As it became known recently, in addition to the enzyme (enzymes and/or ribozymes) in living organisms occur a large number of ordinary chemical reactions without the participation of biological catalysts. These reactions are distinguished by low speed and, as a rule, the irreversibility. For example, along with diabetes mellitus, glycation and fructosilation of proteins are observed resulted in posttranslational modification with the low- or nonfunctioning protein formation which is poorly exposed to enzymatic proteolysis and therefore accumulates in the body. In addition, the known processes such as the nonenzymatic carbomoylation, pyridoxylation and thiamiation proteins. There is a reasonable basis to believe that alcoholic injury also realized through parametabolic secondary metabolites synthesis such as acetaldehyde. At the same time, the progress in supramolecular chemistry proves that in biological objects there is another large group ofparametabolic reactions caused by the formation of supramolecular complexes. Obviously, known parameterizes interactions can modify the formation of supramolecular complexes in living objects. These processes are of considerable interest for fundamental biology and fundamental and practical medicine, but they remain unexplored due to a lack of awareness of a wide range of researchers.

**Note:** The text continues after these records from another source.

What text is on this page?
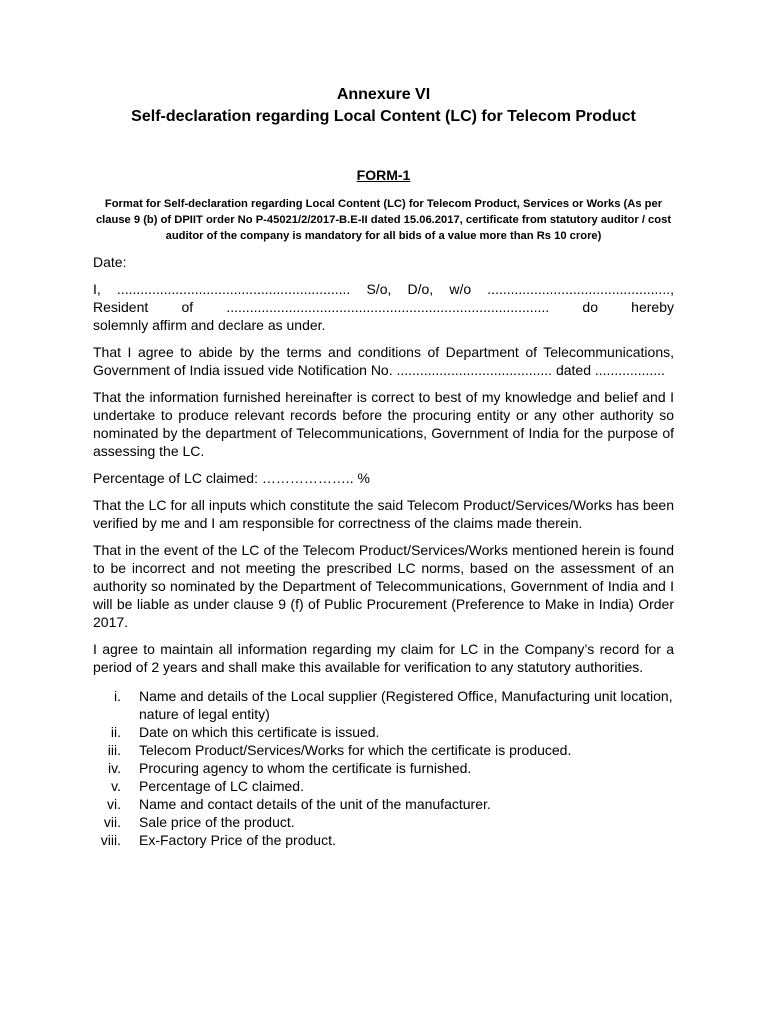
Annexure VI
Self-declaration regarding Local Content (LC) for Telecom Product
FORM-1
Format for Self-declaration regarding Local Content (LC) for Telecom Product, Services or Works (As per clause 9 (b) of DPIIT order No P-45021/2/2017-B.E-II dated 15.06.2017, certificate from statutory auditor / cost auditor of the company is mandatory for all bids of a value more than Rs 10 crore)

Date:

I, ............................................................ S/o, D/o, w/o ...............................................,
Resident of ................................................................................... do hereby
solemnly affirm and declare as under.

That I agree to abide by the terms and conditions of Department of Telecommunications, Government of India issued vide Notification No. ........................................ dated ..................

That the information furnished hereinafter is correct to best of my knowledge and belief and I undertake to produce relevant records before the procuring entity or any other authority so nominated by the department of Telecommunications, Government of India for the purpose of assessing the LC.

Percentage of LC claimed: ……………….. %

That the LC for all inputs which constitute the said Telecom Product/Services/Works has been verified by me and I am responsible for correctness of the claims made therein.

That in the event of the LC of the Telecom Product/Services/Works mentioned herein is found to be incorrect and not meeting the prescribed LC norms, based on the assessment of an authority so nominated by the Department of Telecommunications, Government of India and I will be liable as under clause 9 (f) of Public Procurement (Preference to Make in India) Order 2017.

I agree to maintain all information regarding my claim for LC in the Company’s record for a period of 2 years and shall make this available for verification to any statutory authorities.

i. Name and details of the Local supplier (Registered Office, Manufacturing unit location, nature of legal entity)
ii. Date on which this certificate is issued.
iii. Telecom Product/Services/Works for which the certificate is produced.
iv. Procuring agency to whom the certificate is furnished.
v. Percentage of LC claimed.
vi. Name and contact details of the unit of the manufacturer.
vii. Sale price of the product.
viii. Ex-Factory Price of the product.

[The comparative analysis of various amyloid models].

Considered natural and experimental amyloidosis models in the existing theories context and known amyloidogenesis mechanisms. Available clinical and experimental observations indicate that the opinion of a fatal incurable amyloidosis wrong. It is shown that there is a significant amount of experimental easily replicable amyloidosis models, which may be used for practicing the treatment methods of this pathology. We offer an amyloidosis models classification: natural (animal models with generic amyloidosis), cell clones, artificial (infectious, protein, etc.). Based on the analysis of amyloidosis existing models concluded--none of the accepted in the scientific the theories community for amyloid building does not combine or explains all known facts about the amyloidogenesis mechanisms. It is assumed that there is a proteins group, the beta-sheet structure, which are potentially capable of amyloid conformation building. It is assumed that beta-sheets of these proteins have similar amino acid composition. The condition for the amyloid building conformation is getting too much protein in sufficient quantities in an uncharacteristic place where the ionic strength of the tissue fluid is such that it promotes the amyloid building conformation. It is assumed that an unfortunate amount of ionic strength environment amyloid protein is provided by polysaccharides, tubulins proteins and ionized silicon.